I put this up for just that reason, she deserves respect, but like Scalia and any other SCOTUS judge who passed does. IMHO they have the most important role in the country. In truth I would love to see a libertarian nominated. , not in the political sense, but in the thought process. A libertarian Supreme Court might solve many of our problems.
Foremost a Supreme court justice if you understand federalism is not the most important role in the country. If these unelected black robed justices for life have the most important role in the country, then you are living under a judicial tyranny.
As Ron Paul (a real libertarian) wrote "Since many citizens lack basic knowledge of our Constitution and federalist system, they are easily manipulated by media and academic elites who tell them that judges are the absolute and final arbiters of US law. But the Supreme Court is not supreme over the other branches of government; it is supreme only over lower federal courts.
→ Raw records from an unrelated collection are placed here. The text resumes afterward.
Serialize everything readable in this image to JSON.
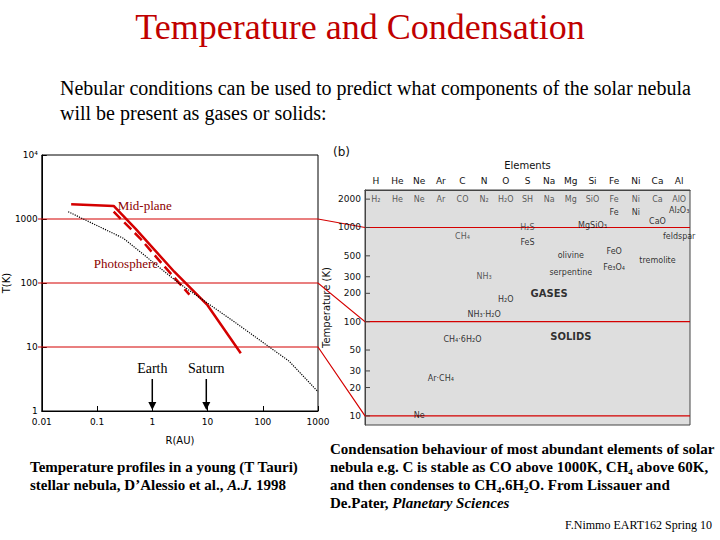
{
  "title": "Temperature and Condensation",
  "intro": "Nebular conditions can be used to predict what components of the solar nebula will be present as gases or solids:",
  "chart_data": [
    {
      "type": "line",
      "x_label": "R(AU)",
      "y_label": "T(K)",
      "log": true,
      "xlim": [
        0.01,
        1000
      ],
      "xticks": [
        0.01,
        0.1,
        1,
        10,
        100,
        1000
      ],
      "ylim": [
        1,
        10000
      ],
      "yticks": [
        1,
        10,
        100,
        1000,
        {
          "value": 10000,
          "label": "10⁴"
        }
      ],
      "grid": false,
      "series": [
        {
          "name": "Mid-plane",
          "color": "#d40000",
          "line_style": "solid",
          "x": [
            0.034,
            0.2,
            0.5,
            2.5,
            10,
            40
          ],
          "values": [
            1700,
            1600,
            700,
            150,
            45,
            8
          ]
        },
        {
          "name": "Photosphere",
          "color": "#d40000",
          "line_style": "dashed",
          "x": [
            0.2,
            0.6,
            1.5,
            4.7
          ],
          "values": [
            1300,
            500,
            200,
            66
          ]
        },
        {
          "color": "#000000",
          "line_style": "dotted",
          "x": [
            0.03,
            0.3,
            3,
            30,
            300,
            1000
          ],
          "values": [
            1300,
            500,
            100,
            25,
            6,
            2
          ]
        }
      ],
      "annotations": [
        {
          "text": "Earth",
          "x": 1
        },
        {
          "text": "Saturn",
          "x": 9.5
        }
      ]
    },
    {
      "type": "scatter",
      "panel": "(b)",
      "x_label": "Elements",
      "y_label": "Temperature (K)",
      "log": "y",
      "categories": [
        "H",
        "He",
        "Ne",
        "Ar",
        "C",
        "N",
        "O",
        "S",
        "Na",
        "Mg",
        "Si",
        "Fe",
        "Ni",
        "Ca",
        "Al"
      ],
      "ylim": [
        8,
        2500
      ],
      "yticks": [
        10,
        20,
        30,
        50,
        100,
        200,
        300,
        500,
        1000,
        2000
      ],
      "grid": false,
      "series": [
        {
          "color": "#333333",
          "marker": "none",
          "labels": [
            "H₂",
            "He",
            "Ne",
            "Ar",
            "CO",
            "N₂",
            "H₂O",
            "SH",
            "Na",
            "Mg",
            "SiO",
            "Fe",
            "Ni",
            "Ca",
            "AlO",
            "CH₄",
            "NH₃",
            "H₂S"
          ],
          "x": [
            "H",
            "He",
            "Ne",
            "Ar",
            "C",
            "N",
            "O",
            "S",
            "Na",
            "Mg",
            "Si",
            "Fe",
            "Ni",
            "Ca",
            "Al",
            "C",
            "N",
            "S"
          ],
          "values": [
            2000,
            2000,
            2000,
            2000,
            2000,
            2000,
            2000,
            2000,
            2000,
            2000,
            2000,
            2000,
            2000,
            2000,
            2000,
            800,
            300,
            1000
          ]
        },
        {
          "color": "#000000",
          "marker": "none",
          "labels": [
            "Al₂O₃",
            "CaO",
            "Ni",
            "Fe",
            "MgSiO₃",
            "feldspar",
            "FeS",
            "FeO",
            "olivine",
            "tremolite",
            "Fe₃O₄",
            "serpentine",
            "H₂O",
            "NH₃·H₂O",
            "CH₄·6H₂O",
            "Ar·CH₄",
            "Ne"
          ],
          "x": [
            "Al",
            "Ca",
            "Ni",
            "Fe",
            "Si",
            "Al",
            "S",
            "Fe",
            "Mg",
            "Ca",
            "Fe",
            "Mg",
            "O",
            "N",
            "C",
            "Ar",
            "Ne"
          ],
          "values": [
            1500,
            1150,
            1450,
            1450,
            1050,
            800,
            700,
            550,
            500,
            450,
            380,
            330,
            170,
            120,
            65,
            25,
            10
          ]
        }
      ],
      "regions": {
        "labels": [
          "GASES",
          "SOLIDS"
        ],
        "x": [
          "Na",
          "Mg"
        ],
        "values": [
          200,
          70
        ],
        "color": "#000000"
      }
    }
  ],
  "captions": {
    "left": [
      {
        "text": "Temperature profiles in a young (T Tauri) stellar nebula, D’Alessio et al., "
      },
      {
        "text": "A.J.",
        "italic": true
      },
      {
        "text": " 1998"
      }
    ],
    "right": [
      {
        "text": "Condensation behaviour of most abundant elements of solar nebula e.g. C is stable as CO above 1000K, CH₄ above 60K, and then condenses to CH₄.6H₂O. From Lissauer and De.Pater, "
      },
      {
        "text": "Planetary Sciences",
        "italic": true
      }
    ]
  },
  "footer": "F.Nimmo EART162 Spring 10"
}
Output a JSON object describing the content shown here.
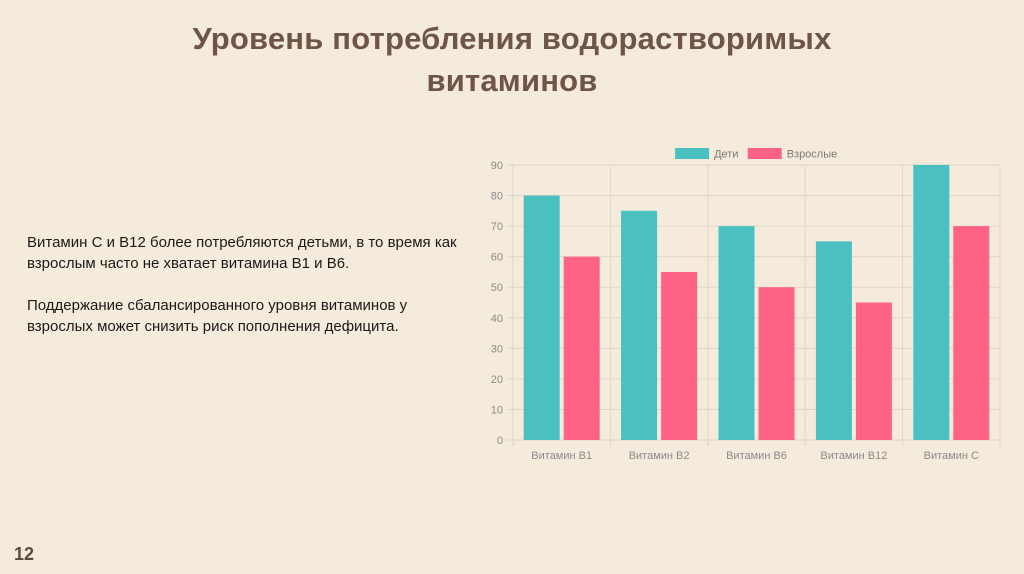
{
  "slide": {
    "title_line1": "Уровень потребления водорастворимых",
    "title_line2": "витаминов",
    "paragraph1": "Витамин С и В12 более потребляются детьми, в то время как взрослым часто не хватает витамина В1 и В6.",
    "paragraph2": "Поддержание сбалансированного уровня витаминов у взрослых может снизить риск пополнения дефицита.",
    "page_number": "12"
  },
  "chart_data": {
    "type": "bar",
    "categories": [
      "Витамин В1",
      "Витамин В2",
      "Витамин В6",
      "Витамин В12",
      "Витамин С"
    ],
    "series": [
      {
        "name": "Дети",
        "values": [
          80,
          75,
          70,
          65,
          90
        ],
        "color": "#4bc0c0"
      },
      {
        "name": "Взрослые",
        "values": [
          60,
          55,
          50,
          45,
          70
        ],
        "color": "#ff6384"
      }
    ],
    "ylim": [
      0,
      90
    ],
    "yticks": [
      0,
      10,
      20,
      30,
      40,
      50,
      60,
      70,
      80,
      90
    ],
    "grid": true,
    "legend_position": "top-center",
    "title": "",
    "xlabel": "",
    "ylabel": ""
  }
}
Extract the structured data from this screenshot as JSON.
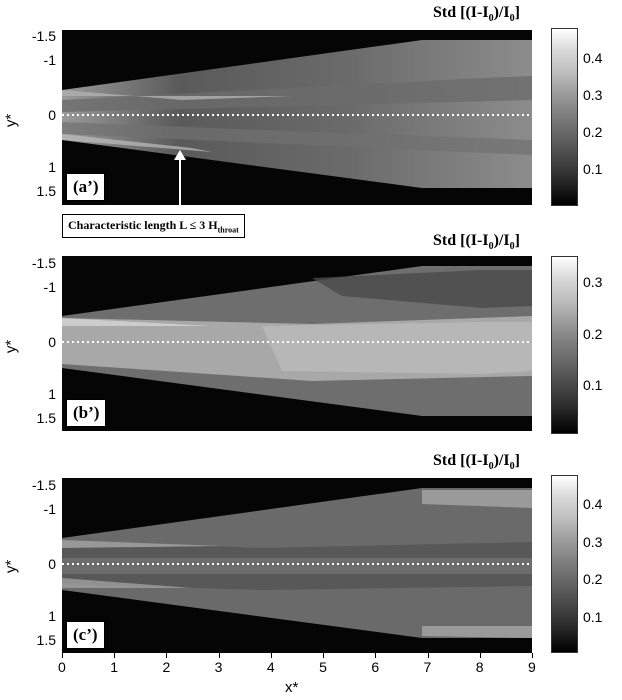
{
  "colorbar_title_parts": {
    "std": "Std [(I-I",
    "sub0": "0",
    "mid": ")/I",
    "sub1": "0",
    "end": "]"
  },
  "panels": [
    {
      "label": "(a’)",
      "cbar_ticks": [
        "0.4",
        "0.3",
        "0.2",
        "0.1"
      ],
      "cbar_max": 0.47
    },
    {
      "label": "(b’)",
      "cbar_ticks": [
        "0.3",
        "0.2",
        "0.1"
      ],
      "cbar_max": 0.34
    },
    {
      "label": "(c’)",
      "cbar_ticks": [
        "0.4",
        "0.3",
        "0.2",
        "0.1"
      ],
      "cbar_max": 0.47
    }
  ],
  "y_ticks": [
    "-1.5",
    "-1",
    "0",
    "1",
    "1.5"
  ],
  "y_label": "y*",
  "x_ticks": [
    "0",
    "1",
    "2",
    "3",
    "4",
    "5",
    "6",
    "7",
    "8",
    "9"
  ],
  "x_label": "x*",
  "annotation": {
    "text": "Characteristic length L ≤ 3 H",
    "sub": "throat"
  },
  "colors": {
    "background": "#000000",
    "dotted_line": "#ffffff"
  }
}
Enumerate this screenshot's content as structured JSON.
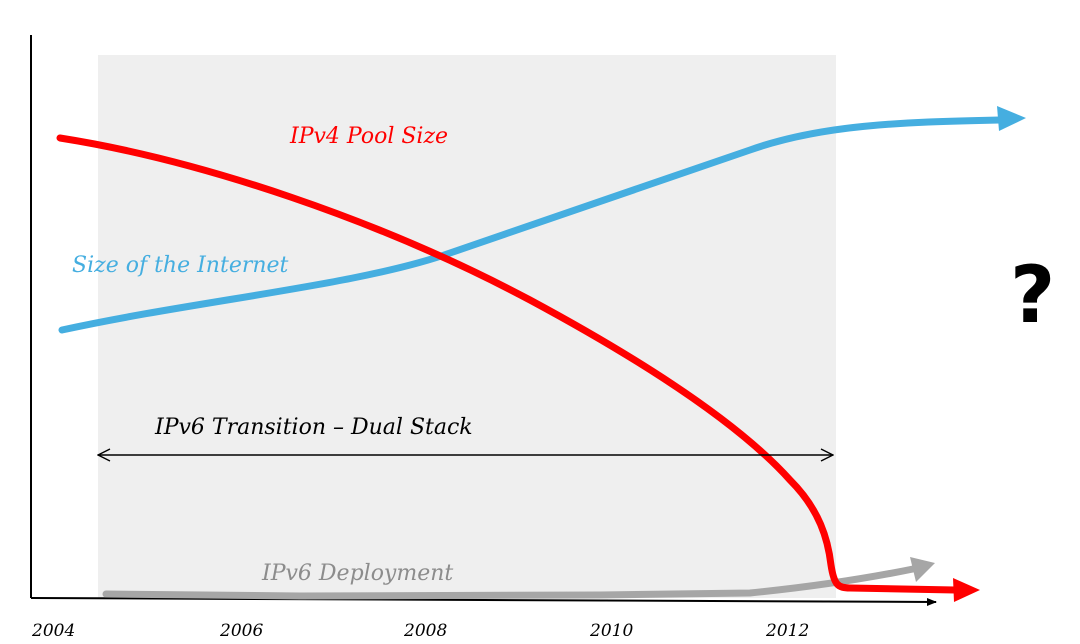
{
  "labels": {
    "ipv4_pool": "IPv4 Pool Size",
    "internet_size": "Size of the Internet",
    "dual_stack": "IPv6 Transition – Dual Stack",
    "ipv6_deployment": "IPv6 Deployment",
    "unknown": "?"
  },
  "x_axis": {
    "ticks": [
      "2004",
      "2006",
      "2008",
      "2010",
      "2012"
    ]
  },
  "colors": {
    "ipv4_pool": "#ff0000",
    "internet_size": "#45aee0",
    "ipv6_deployment": "#a6a6a6",
    "transition_band": "#efefef",
    "axis": "#000000"
  }
}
If Americans wish to be free of judicial tyranny, they must at least develop basic knowledge of the judicial role in our republican government."
The lower federal courts themselves are a creation of Congress under Article III of the Constitution, "The judicial power of the United States, shall be vested in one Supreme Court, and in such inferior courts as the Congress may from time to time ordain and establish." As you can see by the wording, Congress can create, destroy, restructure the inferior courts or limit federal court jurisdiction. Obviously Congress hasn't had any backbone to use their authority, probably because they like judicial activism when it suits their rotten agendas.
So what do you think, would any President in the two-party duopoly ever nominate a real libertarian? It's pretty hard to imagine since the Democrats and Republicans prefer a judge they think they can control and rubber stamp their unconstitutional laws if challenged. The thought that either would nominate a libertarian loose cannon who would adjudicate only based on the Constitution seems unthinkable.